As on the Western Front in the First World War, then, the crucial determinant of an army’s willingness to fight on or surrender was soldiers’ expectations of how they would be treated if they did lay down their arms. In regard to prisoner killing in the heat of battle, information about enemy conduct was relatively easy to obtain; eyewitness accounts of prisoner killings tended to circulate rapidly and widely among front-line troops, often becoming exaggerated in the telling.

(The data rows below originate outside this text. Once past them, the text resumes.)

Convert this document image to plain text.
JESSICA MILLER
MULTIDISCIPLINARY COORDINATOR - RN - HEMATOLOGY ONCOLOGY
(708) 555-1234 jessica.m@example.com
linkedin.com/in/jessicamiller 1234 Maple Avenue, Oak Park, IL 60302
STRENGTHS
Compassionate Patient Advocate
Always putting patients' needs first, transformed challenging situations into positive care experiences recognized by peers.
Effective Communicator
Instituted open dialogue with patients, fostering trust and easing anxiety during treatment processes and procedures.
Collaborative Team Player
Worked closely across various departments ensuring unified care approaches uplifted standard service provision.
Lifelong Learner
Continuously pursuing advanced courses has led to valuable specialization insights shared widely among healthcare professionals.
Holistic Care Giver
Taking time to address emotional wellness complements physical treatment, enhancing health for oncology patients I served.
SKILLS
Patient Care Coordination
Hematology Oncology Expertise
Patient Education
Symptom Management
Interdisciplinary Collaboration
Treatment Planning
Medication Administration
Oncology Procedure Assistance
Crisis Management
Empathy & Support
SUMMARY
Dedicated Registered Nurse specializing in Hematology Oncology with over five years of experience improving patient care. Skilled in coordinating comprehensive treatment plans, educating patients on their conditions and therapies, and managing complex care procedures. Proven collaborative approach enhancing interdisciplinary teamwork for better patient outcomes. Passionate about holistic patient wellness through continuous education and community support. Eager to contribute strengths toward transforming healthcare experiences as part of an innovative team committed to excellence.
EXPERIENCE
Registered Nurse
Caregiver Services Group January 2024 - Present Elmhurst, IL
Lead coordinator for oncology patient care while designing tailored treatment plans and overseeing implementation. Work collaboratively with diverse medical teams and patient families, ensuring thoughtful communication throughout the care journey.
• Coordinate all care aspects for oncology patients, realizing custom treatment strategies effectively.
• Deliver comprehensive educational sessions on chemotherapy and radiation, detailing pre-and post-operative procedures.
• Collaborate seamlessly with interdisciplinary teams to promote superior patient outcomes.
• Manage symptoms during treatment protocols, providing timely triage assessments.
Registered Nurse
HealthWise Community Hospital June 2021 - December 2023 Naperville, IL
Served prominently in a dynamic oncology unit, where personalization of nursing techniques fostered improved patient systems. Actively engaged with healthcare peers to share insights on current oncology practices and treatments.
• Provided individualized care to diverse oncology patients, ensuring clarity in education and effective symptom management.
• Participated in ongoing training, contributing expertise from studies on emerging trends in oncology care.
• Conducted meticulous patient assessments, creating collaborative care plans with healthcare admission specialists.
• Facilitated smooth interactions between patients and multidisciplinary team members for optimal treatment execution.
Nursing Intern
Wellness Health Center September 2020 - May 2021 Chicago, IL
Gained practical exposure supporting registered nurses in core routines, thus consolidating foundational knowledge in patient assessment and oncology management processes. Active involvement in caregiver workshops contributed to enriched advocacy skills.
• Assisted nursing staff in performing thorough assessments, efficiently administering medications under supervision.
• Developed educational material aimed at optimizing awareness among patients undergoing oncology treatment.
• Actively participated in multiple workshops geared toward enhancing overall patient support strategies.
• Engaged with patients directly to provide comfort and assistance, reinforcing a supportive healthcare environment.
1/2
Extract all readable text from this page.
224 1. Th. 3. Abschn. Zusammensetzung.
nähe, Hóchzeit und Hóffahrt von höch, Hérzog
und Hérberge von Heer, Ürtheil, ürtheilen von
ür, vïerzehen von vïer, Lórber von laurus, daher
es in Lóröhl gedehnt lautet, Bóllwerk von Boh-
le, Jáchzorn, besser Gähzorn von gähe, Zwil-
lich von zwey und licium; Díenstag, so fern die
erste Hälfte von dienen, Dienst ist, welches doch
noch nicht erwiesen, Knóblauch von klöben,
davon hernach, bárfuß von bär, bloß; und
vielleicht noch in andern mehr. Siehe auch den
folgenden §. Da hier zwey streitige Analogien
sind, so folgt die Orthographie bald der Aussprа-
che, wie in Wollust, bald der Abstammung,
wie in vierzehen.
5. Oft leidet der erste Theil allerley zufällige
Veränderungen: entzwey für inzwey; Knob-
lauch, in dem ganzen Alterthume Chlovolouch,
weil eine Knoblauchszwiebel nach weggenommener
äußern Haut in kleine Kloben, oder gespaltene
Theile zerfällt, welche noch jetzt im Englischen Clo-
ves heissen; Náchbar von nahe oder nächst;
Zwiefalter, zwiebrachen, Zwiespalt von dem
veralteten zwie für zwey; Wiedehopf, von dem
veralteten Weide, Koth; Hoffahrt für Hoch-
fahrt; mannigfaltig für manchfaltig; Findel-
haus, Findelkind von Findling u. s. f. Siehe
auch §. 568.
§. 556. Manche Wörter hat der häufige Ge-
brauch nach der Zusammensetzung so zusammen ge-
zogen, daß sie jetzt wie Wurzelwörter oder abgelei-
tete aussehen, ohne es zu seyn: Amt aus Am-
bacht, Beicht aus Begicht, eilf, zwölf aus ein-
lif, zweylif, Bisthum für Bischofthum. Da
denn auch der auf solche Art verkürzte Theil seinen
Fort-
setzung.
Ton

By contrast, news of the way prisoners were treated away from the battlefield was slower to spread, depending as it did on testimony from escaped PoWs or the letters from PoWs to their families relayed by the International Committee of the Red Cross. (It should be borne in mind that both of the latter channels were effectively closed between Germany and the Soviet Union because of the geographical distances between enemy camps and safe territory, and the refusal of the Germans to acknowledge Stalin’s belated subscription to the Geneva Convention.) Such information mattered, because treatment of prisoners varied so enormously between theatres and armies, as we have seen. A British prisoner in German hands had a reasonably good chance of surviving the war, as only one in twenty-nine died in captivity; but a Russian prisoner of the Germans was more likely to die than survive. A substantial proportion of the large number of German troops taken prisoner at the end of the war also died in captivity, though the numbers remain controversial. Barely one in ten of those who surrendered at Stalingrad survived their time in Soviet hands –
indeed, half had died within a few months of laying down their arms – and perhaps as few as two-fifths of all those captured on the Eastern Front. The mortality rate for German PoWs in Soviet hands reached a peak of over 50 per cent in 1943. Germans who surrendered to the Western Allies were far luckier. Although it has been alleged that as many as 726,000 who fell into American hands died of starvation or disease, these calculations almost certainly exaggerate both the number of prisoners the Americans took and their mortality. The most that can be said is that those Germans who preferred to surrender to American rather than to British forces made a miscalculation, since the mortality rate for German PoWs in American hands was more than four times higher than the rate for Germans who surrendered to the British (0.15 per cent to 0.03 per cent).

Yet – and here is the twist in the tale – it was not always the paramount aim of Allied strategy to induce the Axis armies to surrender at the front line. As much if not more importance was attached, from an early stage in the war, to the idea that Germany and Japan could be bombed into submission. That, indeed, was the thrust of the Joint Intelligence Sub-Committee’s assessment in 1943. It was not, however, the Axis armies that were to be bombed. It was their civilian populations. The Axis powers had treated the civilians of countries they occupied with an astonishing brutality. In the eyes of the Allied leaders, this was ample justification for ‘payback’.